In return, Mr. Ramirez passed along information about investigations
and actions against the cartel, Mr. Medina-Mora said. The witness who
accused Mr. Ramirez of taking the bribe told investigators that more
money had also been promised to him.

Mr. Ramirez led Mexico's organized crime unit for less than two years
before resigning in July. He was then appointed to Mexico's
delegation to the United Nations Office on Drugs and Crime in Vienna.

The accusations against Mr. Ramirez unfolded as part of a month-old
investigation that has uncovered corruption among the senior ranks of
the antidrug forces. Officials say the Beltran Leyva drug-trafficking
organization, part of the Pacific Cartel, has bought protection with
payoffs to top officials.

In an interview last year, Mr. Ramirez, a former police official,
described how drug-trafficking organizations were able to buy off
local police forces to obtain the intelligence they needed to operate.

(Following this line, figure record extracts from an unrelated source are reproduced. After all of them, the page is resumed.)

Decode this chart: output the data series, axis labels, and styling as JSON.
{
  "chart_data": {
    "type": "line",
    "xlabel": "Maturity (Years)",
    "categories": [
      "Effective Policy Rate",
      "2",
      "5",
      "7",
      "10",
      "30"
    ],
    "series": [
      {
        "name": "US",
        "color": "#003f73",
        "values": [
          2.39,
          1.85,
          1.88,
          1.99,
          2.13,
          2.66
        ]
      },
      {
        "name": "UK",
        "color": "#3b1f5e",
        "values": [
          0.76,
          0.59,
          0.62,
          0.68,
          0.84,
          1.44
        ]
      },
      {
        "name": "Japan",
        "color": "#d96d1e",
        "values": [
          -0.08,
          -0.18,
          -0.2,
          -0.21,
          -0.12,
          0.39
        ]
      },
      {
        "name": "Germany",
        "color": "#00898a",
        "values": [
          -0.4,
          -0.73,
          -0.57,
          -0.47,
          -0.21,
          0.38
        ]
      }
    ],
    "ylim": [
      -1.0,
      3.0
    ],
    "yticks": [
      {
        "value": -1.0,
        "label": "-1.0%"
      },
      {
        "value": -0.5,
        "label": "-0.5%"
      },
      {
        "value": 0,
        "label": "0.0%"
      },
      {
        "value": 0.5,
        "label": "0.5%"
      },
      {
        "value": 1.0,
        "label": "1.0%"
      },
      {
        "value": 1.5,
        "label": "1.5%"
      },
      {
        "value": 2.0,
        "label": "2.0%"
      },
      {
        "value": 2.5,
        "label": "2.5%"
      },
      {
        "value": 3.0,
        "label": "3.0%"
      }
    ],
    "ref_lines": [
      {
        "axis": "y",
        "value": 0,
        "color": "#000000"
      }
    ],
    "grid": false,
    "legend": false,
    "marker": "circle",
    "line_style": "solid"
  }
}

So far, six other high-ranking officials have been charged in the
investigation, said Mr. Medina-Mora, who was Mr. Ramirez's boss. The
current and former directors of Interpol's Mexico office have also
been arrested.

The United States has been preparing to release about $400 million in
aid for Mexico's drug war, to be spent on training and on helicopters
and other equipment.

President Felipe Calderon has won praise from the United States for
beginning a crackdown on drug trafficking shortly after he took
office two years ago. He has sent 30,000 soldiers to regions where
cartel violence had increased.

Although the government claims success in the growing number of drug
seizures and the arrest of several top traffickers, the cartel's
response to the crackdown has increased the violence.